Published in Company Updates
Believer Meats Closes After Running Out of Money
An Israeli-founded lab-grown meat startup has shut down after funding problems and rising costs made it impossible to continue.

Martina Osmak
Director of Marketing
Food Tech Startup Comes to an End
Believer Meats, a startup that made meat from animal cells, has stopped all its operations. The company said it could no longer continue because it ran out of money.
The announcement came from Anne Schubert, the company’s global HR leader, in a post on LinkedIn. She said the decision was very difficult and praised the team for what they built over the past two years.
Believer Meats did not give more details and did not reply to media questions.
What Was Believer Meats?
Believer Meats was a biotechnology company founded in Israel. It was previously known as Future Meat Technologies.

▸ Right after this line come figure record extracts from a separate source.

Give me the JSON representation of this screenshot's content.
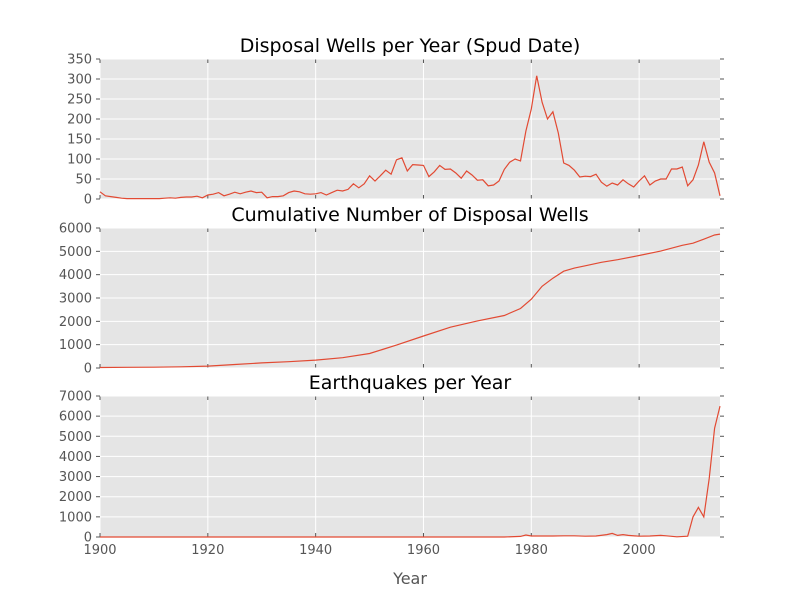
{
  "colors": {
    "background": "#e5e5e5",
    "line": "#e24a33",
    "grid": "#ffffff",
    "tick_text": "#555555"
  },
  "chart_data": [
    {
      "type": "line",
      "title": "Disposal Wells per Year (Spud Date)",
      "xlabel": "",
      "ylabel": "",
      "xlim": [
        1900,
        2015
      ],
      "ylim": [
        0,
        350
      ],
      "yticks": [
        0,
        50,
        100,
        150,
        200,
        250,
        300,
        350
      ],
      "xticks": [
        1900,
        1920,
        1940,
        1960,
        1980,
        2000
      ],
      "show_x_tick_labels": false,
      "grid": true,
      "series": [
        {
          "x": [
            1900,
            1901,
            1902,
            1903,
            1904,
            1905,
            1906,
            1907,
            1908,
            1909,
            1910,
            1911,
            1912,
            1913,
            1914,
            1915,
            1916,
            1917,
            1918,
            1919,
            1920,
            1921,
            1922,
            1923,
            1924,
            1925,
            1926,
            1927,
            1928,
            1929,
            1930,
            1931,
            1932,
            1933,
            1934,
            1935,
            1936,
            1937,
            1938,
            1939,
            1940,
            1941,
            1942,
            1943,
            1944,
            1945,
            1946,
            1947,
            1948,
            1949,
            1950,
            1951,
            1952,
            1953,
            1954,
            1955,
            1956,
            1957,
            1958,
            1959,
            1960,
            1961,
            1962,
            1963,
            1964,
            1965,
            1966,
            1967,
            1968,
            1969,
            1970,
            1971,
            1972,
            1973,
            1974,
            1975,
            1976,
            1977,
            1978,
            1979,
            1980,
            1981,
            1982,
            1983,
            1984,
            1985,
            1986,
            1987,
            1988,
            1989,
            1990,
            1991,
            1992,
            1993,
            1994,
            1995,
            1996,
            1997,
            1998,
            1999,
            2000,
            2001,
            2002,
            2003,
            2004,
            2005,
            2006,
            2007,
            2008,
            2009,
            2010,
            2011,
            2012,
            2013,
            2014,
            2015
          ],
          "y": [
            18,
            8,
            6,
            4,
            2,
            1,
            1,
            1,
            1,
            1,
            1,
            1,
            2,
            3,
            2,
            4,
            5,
            5,
            7,
            3,
            10,
            12,
            16,
            8,
            12,
            17,
            13,
            17,
            20,
            16,
            17,
            3,
            6,
            6,
            8,
            16,
            20,
            18,
            13,
            12,
            13,
            16,
            10,
            16,
            22,
            20,
            24,
            38,
            28,
            38,
            58,
            45,
            58,
            72,
            62,
            98,
            103,
            70,
            86,
            85,
            84,
            56,
            68,
            84,
            74,
            75,
            65,
            52,
            70,
            60,
            47,
            48,
            33,
            35,
            45,
            74,
            92,
            100,
            95,
            170,
            225,
            308,
            242,
            200,
            218,
            165,
            90,
            84,
            72,
            55,
            57,
            56,
            62,
            42,
            32,
            40,
            35,
            48,
            38,
            30,
            45,
            58,
            35,
            45,
            50,
            50,
            75,
            75,
            80,
            33,
            48,
            85,
            143,
            92,
            65,
            8
          ]
        }
      ]
    },
    {
      "type": "line",
      "title": "Cumulative Number of Disposal Wells",
      "xlabel": "",
      "ylabel": "",
      "xlim": [
        1900,
        2015
      ],
      "ylim": [
        0,
        6000
      ],
      "yticks": [
        0,
        1000,
        2000,
        3000,
        4000,
        5000,
        6000
      ],
      "xticks": [
        1900,
        1920,
        1940,
        1960,
        1980,
        2000
      ],
      "show_x_tick_labels": false,
      "grid": true,
      "series": [
        {
          "x": [
            1900,
            1905,
            1910,
            1915,
            1920,
            1925,
            1930,
            1935,
            1940,
            1945,
            1950,
            1955,
            1960,
            1965,
            1970,
            1975,
            1978,
            1980,
            1982,
            1984,
            1986,
            1988,
            1990,
            1993,
            1996,
            2000,
            2004,
            2008,
            2010,
            2012,
            2014,
            2015
          ],
          "y": [
            20,
            30,
            35,
            50,
            80,
            150,
            220,
            270,
            340,
            440,
            620,
            980,
            1370,
            1750,
            2020,
            2250,
            2550,
            2950,
            3500,
            3850,
            4150,
            4280,
            4380,
            4530,
            4640,
            4820,
            5010,
            5260,
            5350,
            5520,
            5700,
            5740
          ]
        }
      ]
    },
    {
      "type": "line",
      "title": "Earthquakes per Year",
      "xlabel": "Year",
      "ylabel": "",
      "xlim": [
        1900,
        2015
      ],
      "ylim": [
        0,
        7000
      ],
      "yticks": [
        0,
        1000,
        2000,
        3000,
        4000,
        5000,
        6000,
        7000
      ],
      "xticks": [
        1900,
        1920,
        1940,
        1960,
        1980,
        2000
      ],
      "show_x_tick_labels": true,
      "grid": true,
      "series": [
        {
          "x": [
            1900,
            1975,
            1978,
            1979,
            1980,
            1982,
            1984,
            1986,
            1988,
            1990,
            1992,
            1994,
            1995,
            1996,
            1997,
            1998,
            2000,
            2002,
            2004,
            2005,
            2007,
            2009,
            2010,
            2011,
            2012,
            2013,
            2014,
            2015
          ],
          "y": [
            0,
            0,
            30,
            100,
            50,
            50,
            50,
            60,
            60,
            40,
            50,
            120,
            180,
            80,
            120,
            80,
            40,
            50,
            80,
            60,
            10,
            40,
            1000,
            1470,
            1000,
            2900,
            5400,
            6500
          ]
        }
      ]
    }
  ]
}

The company worked in both Israel and the United States.
The company produced:
Cultivated chicken
Cultivated lamb
Cultivated beef
These products were grown from animal cells in special tanks called bioreactors.
How Lab-Grown Meat Works (In Simple Terms)
Believer Meats used a scientific process that:
Takes a small number of animal cells
Grows them in a controlled environment
Mixes them with plant-based ingredients
According to the company, the final product:
Looks and tastes like regular meat
Has no antibiotics
Has no artificial colors or preservatives
Is not genetically modified
Big Factory, Big Costs
Earlier this year, Believer Meats finished building a very large production plant in North Carolina, USA. The company said it was the world’s first large-scale facility for cultivated meat.
The factory was designed to produce:
About 12,000 metric tons of cultivated chicken per year
This factory was a major step toward selling lab-grown meat to the public. In fact, Believer Meats became the first non-US company to get approval from the US Food and Drug Administration to sell cultivated chicken in the United States.
But building and running such a factory is extremely expensive.
Legal Trouble and Financial Pressure
The company’s financial problems became worse when it faced a lawsuit in the US. A construction partner claimed Believer Meats owed about $34 million in unpaid bills related to the North Carolina facility.
At the same time:
Operating costs stayed very high
New investment became harder to secure
Food tech expert Tammy Meiron explained that creating a whole new industry takes time and a lot of money. She said the market may simply not be ready yet.
Investor Mood Has Changed
Believer Meats raised a total of $390 million from investors. In 2021, it made headlines by raising $347 million in a single funding round, the largest ever in the cultivated meat industry at the time.
Major investors included:
ADM Ventures
Tyson Foods
S2G Ventures
BitsXBites
However, the situation for startups has changed since then.
According to industry experts:
Investment in food tech has dropped sharply since 2021
Interest rates are higher
Investors are now more careful and less optimistic
This made it much harder for Believer Meats to keep funding its expensive operations.
What This Means for the Cultivated Meat Industry
Believer Meats was seen as a leader in lab-grown meat, especially because it reached the mass-production stage. Its shutdown is a setback for the industry.
Still, experts say this does not mean cultivated meat is finished.
“The need is still there,” said Meiron. “The timing just isn’t right.”
Many believe the technology will return stronger in the future, once costs are lower and supporting technologies improve.
Final Thoughts
Believer Meats started as a groundbreaking Israeli innovation with global ambition. It reached major scientific and regulatory milestones but could not survive the financial reality of scaling up too fast in a difficult market.
While this chapter has closed, the idea behind lab-grown meat is still alive — waiting for the right moment to succeed.